The Head of Communications at the Ministry of Energy, Nana Damoah, has dared Members of the Minority side in Parliament to sue the Ghana National Petroleum Corporation (GNPC) for allegedly condoning illegality by procuring loans without parliamentary approval.
Mr. Damoah threw the challenge in response to former deputy Minister of Power, John Jinapor’s claim that the GNPC between 2017 and 2019 procured loans amounting to US$1 billion without Parliament’s approval.
“It is sad to note that the GNPC which was well-positioned and better resourced to serve the national interest before we left office has been saddled with huge debts due to mismanagement and high levels of opacity that has characterized the corporation. Available records prove that total guarantees and loans procured by GNPC between 2017 and 2019 have risen sharply to about US$1 billion. Even more worrying is the fact that these gargantuan loans have been contracted without the requisite parliamentary approval in contravention of the PFMA 921,” Mr. Jinapor said when he addressed a forum organised by the National Democratic Congress on Wednesday.
Speaking on Eyewitness News, however, Mr. Damoah asked the Minority to sue the GNPC if it was indeed convinced that the Corporation by-passed Parliament in procuring these loans.
“This is entirely absurd and again let me put out these facts. In this country, as we stand, if indeed GNPC has been allowed to borrow $1 billion without parliamentary approval then as parliamentarians they sit down and let this go on then it tells you the kind of parliamentarians that we have.”

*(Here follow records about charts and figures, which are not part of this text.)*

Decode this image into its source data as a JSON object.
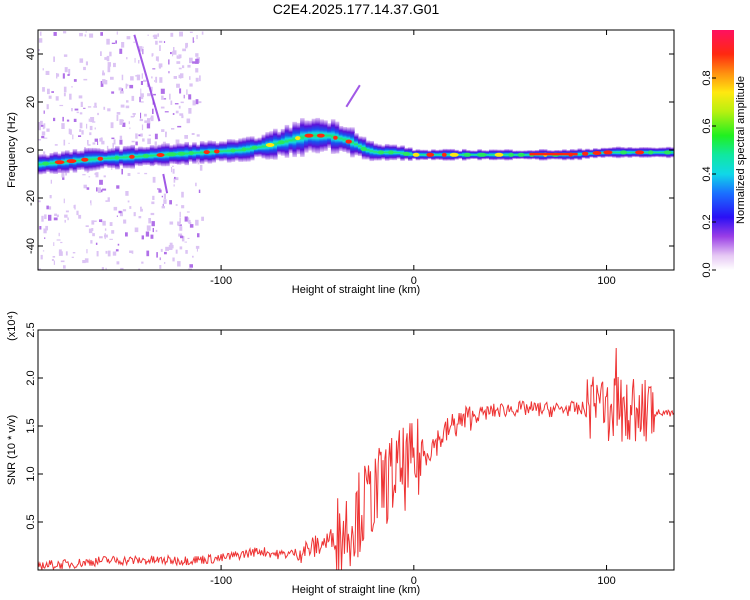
{
  "title": "C2E4.2025.177.14.37.G01",
  "chart_data": [
    {
      "type": "heatmap",
      "xlabel": "Height of straight line (km)",
      "ylabel": "Frequency (Hz)",
      "xlim": [
        -195,
        135
      ],
      "ylim": [
        -50,
        50
      ],
      "xticks": [
        -100,
        0,
        100
      ],
      "yticks": [
        -40,
        -20,
        0,
        20,
        40
      ],
      "colorbar": {
        "label": "Normalized spectral amplitude",
        "range": [
          0,
          1
        ],
        "ticks": [
          0.0,
          0.2,
          0.4,
          0.6,
          0.8
        ]
      },
      "ridge": {
        "x": [
          -195,
          -170,
          -150,
          -130,
          -110,
          -90,
          -75,
          -65,
          -55,
          -45,
          -35,
          -25,
          -20,
          -10,
          0,
          20,
          50,
          80,
          100,
          120,
          135
        ],
        "y": [
          -6,
          -4,
          -3,
          -2,
          -1,
          0,
          2,
          4,
          6,
          6,
          4,
          0,
          -1,
          -1,
          -2,
          -2,
          -2,
          -2,
          -1,
          -1,
          -1
        ],
        "width_hz": [
          4,
          4,
          4,
          4,
          4,
          4,
          5,
          6,
          7,
          6,
          6,
          4,
          3,
          3,
          2,
          2,
          2,
          2,
          2,
          2,
          2
        ]
      }
    },
    {
      "type": "line",
      "xlabel": "Height of straight line (km)",
      "ylabel": "SNR (10 * v/v)",
      "yscale_label": "(x10⁴)",
      "xlim": [
        -195,
        135
      ],
      "ylim": [
        0,
        2.5
      ],
      "xticks": [
        -100,
        0,
        100
      ],
      "yticks": [
        0.5,
        1.0,
        1.5,
        2.0,
        2.5
      ],
      "color": "#ee3333",
      "series": [
        {
          "x": [
            -195,
            -180,
            -160,
            -140,
            -120,
            -100,
            -90,
            -80,
            -70,
            -60,
            -50,
            -40,
            -30,
            -25,
            -20,
            -15,
            -10,
            -5,
            0,
            5,
            10,
            15,
            20,
            30,
            40,
            50,
            60,
            70,
            80,
            90,
            100,
            110,
            115,
            120,
            125,
            135
          ],
          "values": [
            0.05,
            0.06,
            0.1,
            0.1,
            0.1,
            0.12,
            0.16,
            0.2,
            0.16,
            0.18,
            0.25,
            0.35,
            0.55,
            0.7,
            0.8,
            0.9,
            1.0,
            1.05,
            1.1,
            1.2,
            1.3,
            1.4,
            1.5,
            1.6,
            1.65,
            1.68,
            1.68,
            1.67,
            1.68,
            1.67,
            1.68,
            1.67,
            1.66,
            1.65,
            1.64,
            1.62
          ]
        }
      ]
    }
  ]
}
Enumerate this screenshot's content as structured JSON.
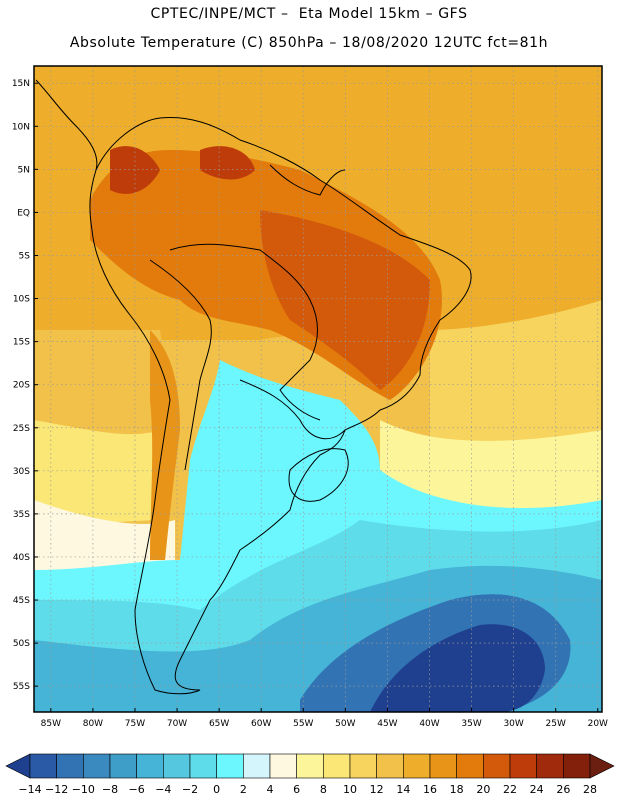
{
  "header": {
    "line1": "CPTEC/INPE/MCT –  Eta Model 15km – GFS",
    "line2": "Absolute Temperature (C) 850hPa – 18/08/2020 12UTC fct=81h"
  },
  "map": {
    "latitude_ticks": [
      "15N",
      "10N",
      "5N",
      "EQ",
      "5S",
      "10S",
      "15S",
      "20S",
      "25S",
      "30S",
      "35S",
      "40S",
      "45S",
      "50S",
      "55S"
    ],
    "longitude_ticks": [
      "85W",
      "80W",
      "75W",
      "70W",
      "65W",
      "60W",
      "55W",
      "50W",
      "45W",
      "40W",
      "35W",
      "30W",
      "25W",
      "20W"
    ],
    "lat_range_deg": [
      -58,
      17
    ],
    "lon_range_deg": [
      -87,
      -19.5
    ]
  },
  "colorbar": {
    "labels": [
      "-14",
      "-12",
      "-10",
      "-8",
      "-6",
      "-4",
      "-2",
      "0",
      "2",
      "4",
      "6",
      "8",
      "10",
      "12",
      "14",
      "16",
      "18",
      "20",
      "22",
      "24",
      "26",
      "28"
    ],
    "colors": [
      "#1f3f8f",
      "#2a5aa5",
      "#3273b3",
      "#3a89bf",
      "#3f9ec8",
      "#45b4d6",
      "#55c8e0",
      "#5fdcea",
      "#6cf7ff",
      "#d4f5fb",
      "#fdf8df",
      "#fdf59a",
      "#fbe776",
      "#f6d45e",
      "#f1c14a",
      "#eead2a",
      "#e79418",
      "#e27a0c",
      "#d45a0b",
      "#bd3c0a",
      "#9f2a0c",
      "#83200c",
      "#6a1f11"
    ]
  }
}
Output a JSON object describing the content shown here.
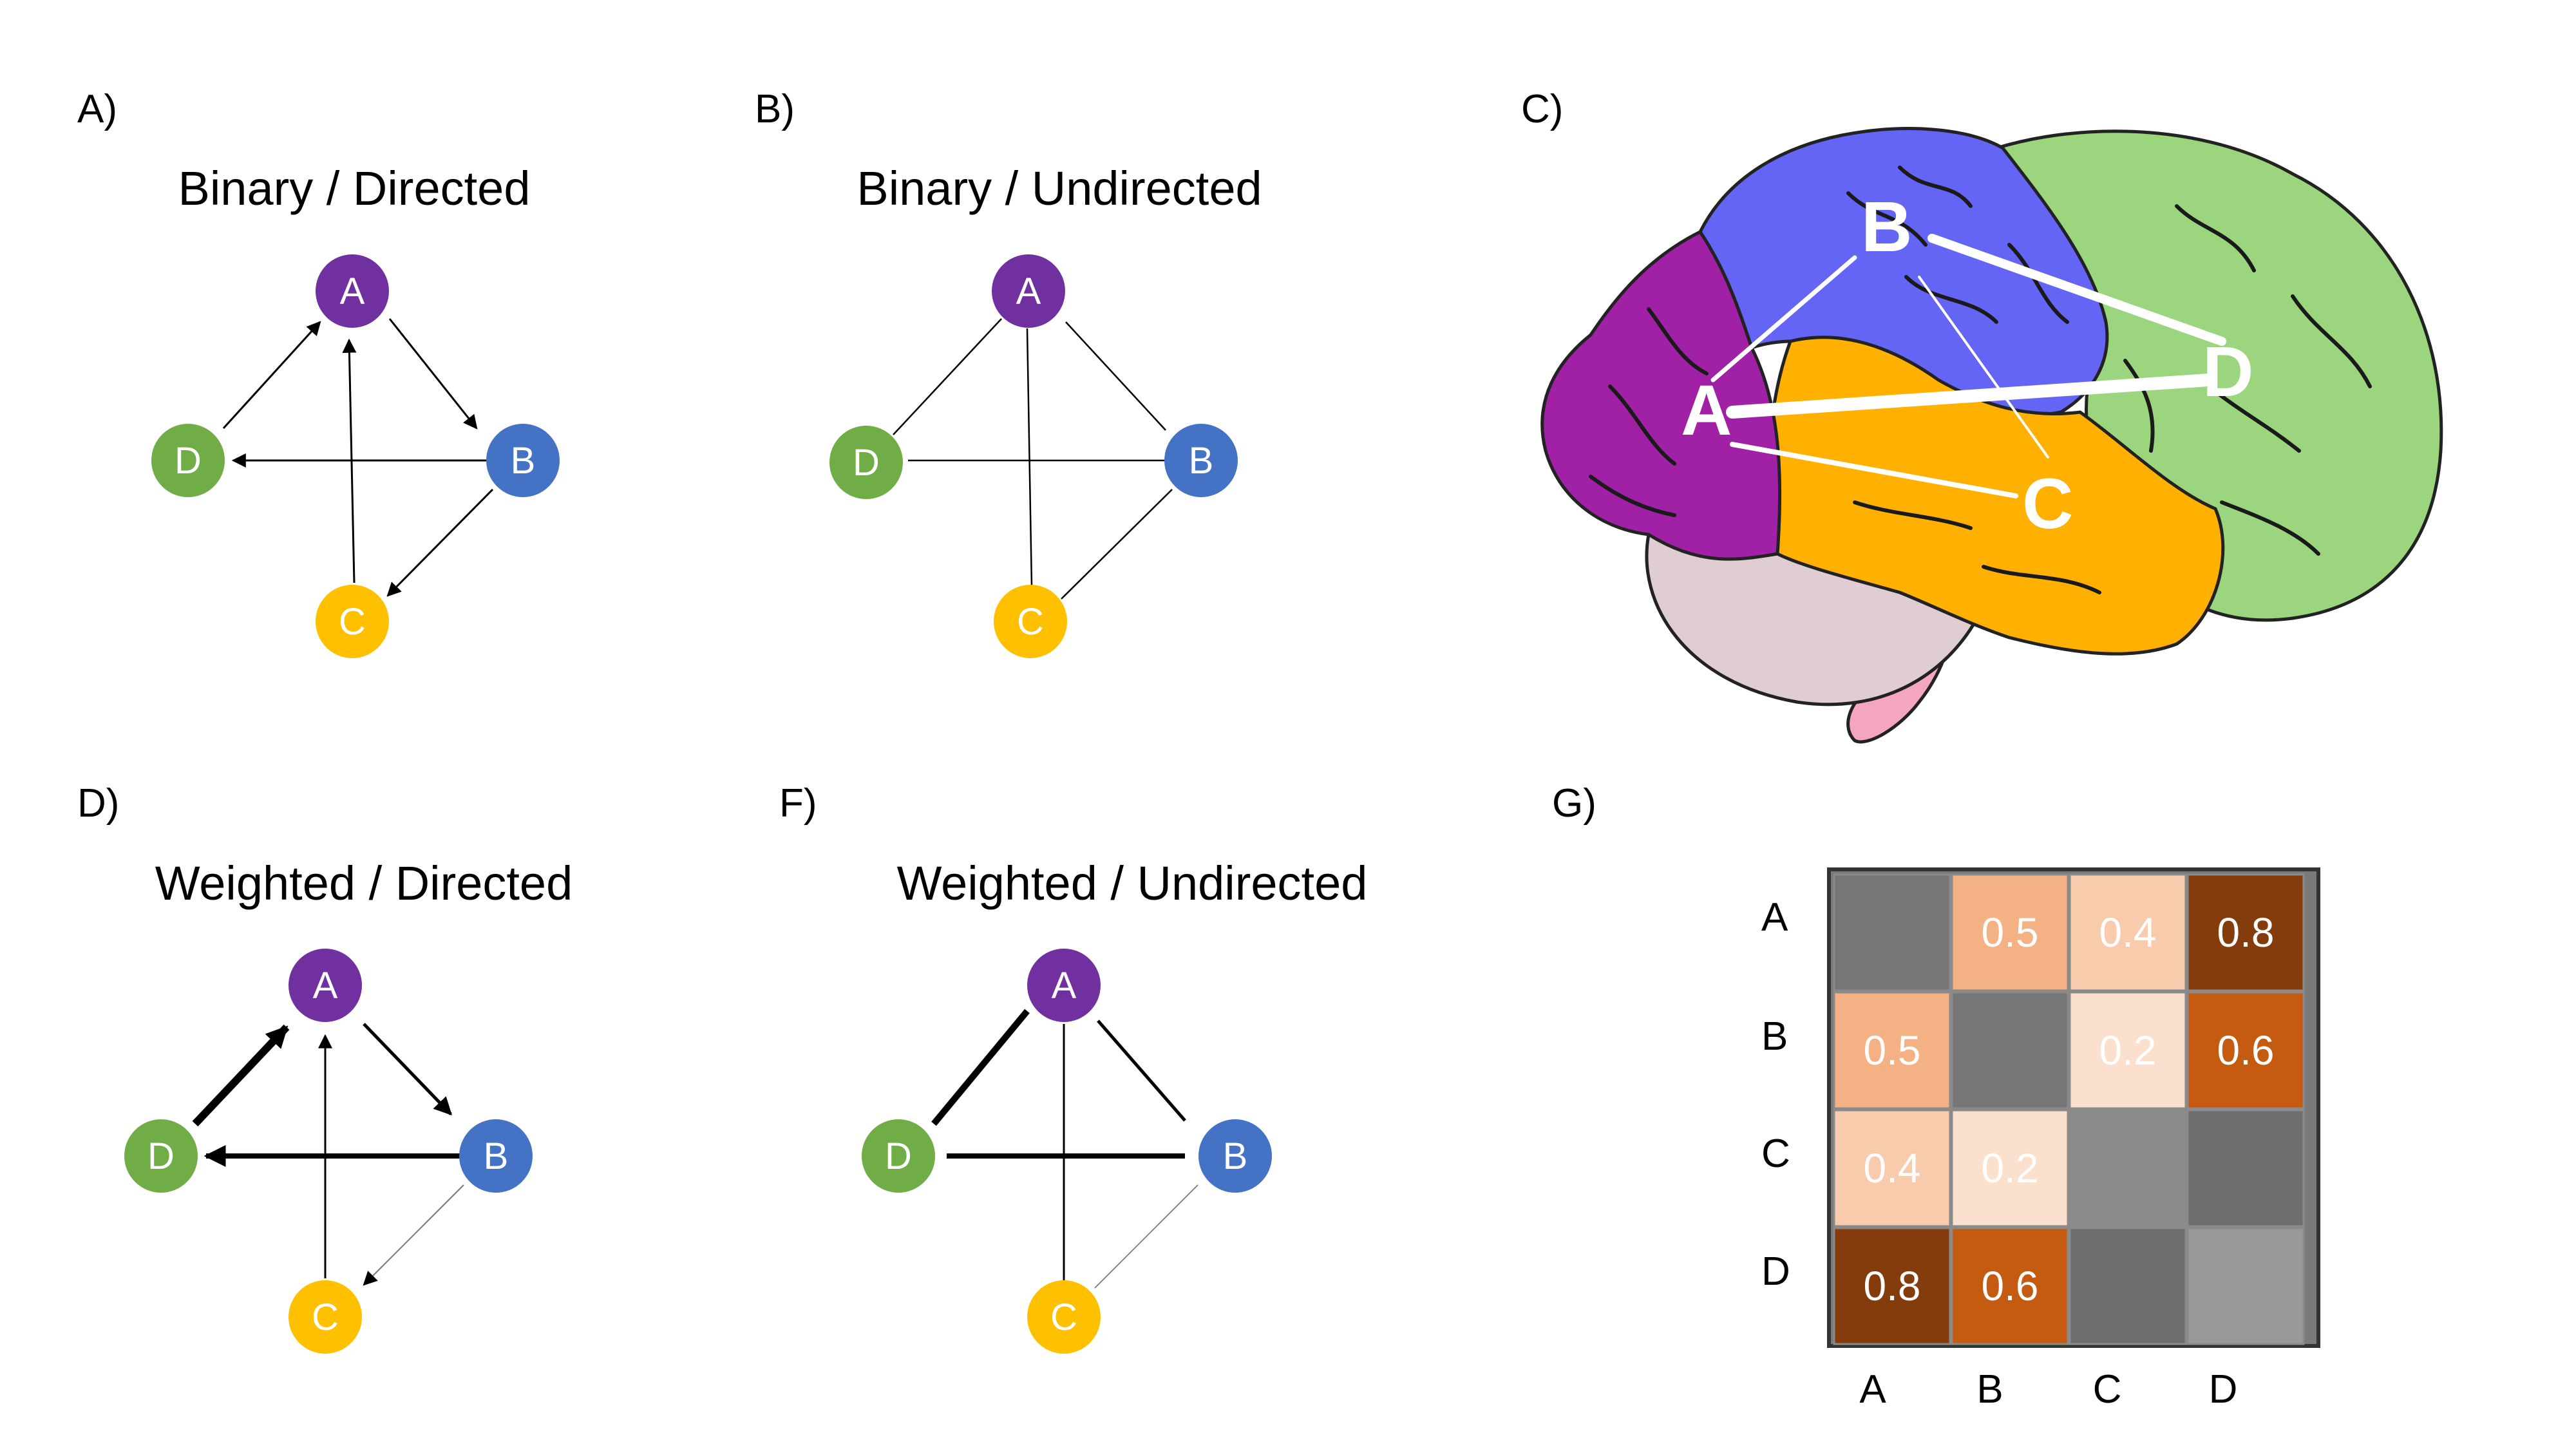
{
  "colors": {
    "node_A": "#7030a0",
    "node_B": "#4472c4",
    "node_C": "#ffc000",
    "node_D": "#70ad47",
    "matrix_grey_dark": "#767676",
    "matrix_grey_mid": "#8c8c8c",
    "matrix_grey_light": "#a0a0a0"
  },
  "panels": {
    "A": {
      "letter": "A)",
      "title": "Binary / Directed"
    },
    "B": {
      "letter": "B)",
      "title": "Binary / Undirected"
    },
    "C": {
      "letter": "C)"
    },
    "D": {
      "letter": "D)",
      "title": "Weighted / Directed"
    },
    "F": {
      "letter": "F)",
      "title": "Weighted / Undirected"
    },
    "G": {
      "letter": "G)"
    }
  },
  "nodes": [
    "A",
    "B",
    "C",
    "D"
  ],
  "brain": {
    "labels": [
      "A",
      "B",
      "C",
      "D"
    ],
    "regions": [
      "frontal-purple",
      "parietal-blue",
      "temporal-orange",
      "occipital-green",
      "cerebellum",
      "brainstem"
    ]
  },
  "matrix": {
    "row_labels": [
      "A",
      "B",
      "C",
      "D"
    ],
    "col_labels": [
      "A",
      "B",
      "C",
      "D"
    ],
    "cells": [
      [
        null,
        "0.5",
        "0.4",
        "0.8"
      ],
      [
        "0.5",
        null,
        "0.2",
        "0.6"
      ],
      [
        "0.4",
        "0.2",
        null,
        null
      ],
      [
        "0.8",
        "0.6",
        null,
        null
      ]
    ],
    "cell_colors": [
      [
        "#767676",
        "#f4b183",
        "#f8cbad",
        "#843c0c"
      ],
      [
        "#f4b183",
        "#767676",
        "#fbe0cd",
        "#c55a11"
      ],
      [
        "#f8cbad",
        "#fbe0cd",
        "#8c8c8c",
        "#6e6e6e"
      ],
      [
        "#843c0c",
        "#c55a11",
        "#6e6e6e",
        "#999999"
      ]
    ]
  }
}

“The fact that they are Members of Parliament, they make a claim that these loans did not even come to Parliament as they should have. Nothing stops them from going to court and asking the Supreme Court to declare that GNPC has condoned an illegality. If you haven’t done this and you mount political platforms to make allegations then it is needless.”
Mr. Jinapor also alleged that Ghana’s energy sector is struggling due to a GH¢15 billion debt.
He blamed the prevailing situation on the mismanagement of the sector by the current administration.
“There are two kinds of leaders today; a visionary one, a quiet one who thinks of Ghana’s tomorrow, and a very loud, robust one who makes a lot of noise but does very little for us. That is what we face as a country. And like I said, the investments we [the NDC] made, if the current administration had sustained that path and continued on those programs and projects, Ghana would have been moving forward than we are today,” he said.
“The Ghana Gas Company built at a cost of over US$1 billion despite all these savings, today is indebted to the tune of about US$1billion. If you add what ECG is adding to it and you do the analysis within three years in the energy sector alone, you’re talking of a debt of about GH¢15 billion and that is not part of the national debt. There’s been a deliberate, consistent approach to take all these figures off the national accounting system and so they present to you a certain figure as our national debt but when you look at the contingent liabilities, they are very serious.”
Mr. Damoh in a rebuttal, however, indicated that the Energy Sector is doing well despite the gloomy picture painted by the National Democratic Congress about the Sector.
“They have been saying these things since 2017. I remember that in 2018, they gave an exact date that the entire Energy Sector of this country was going to collapse by that specific date.
“Someway, somehow, despite all the debt singing that the people of Ghana have to endure, we are here and the Energy Sector has not collapsed. Despite the gloom that has been painted about the Energy Sector, someway, somehow, the country’s energy sector is functioning and we are doing well.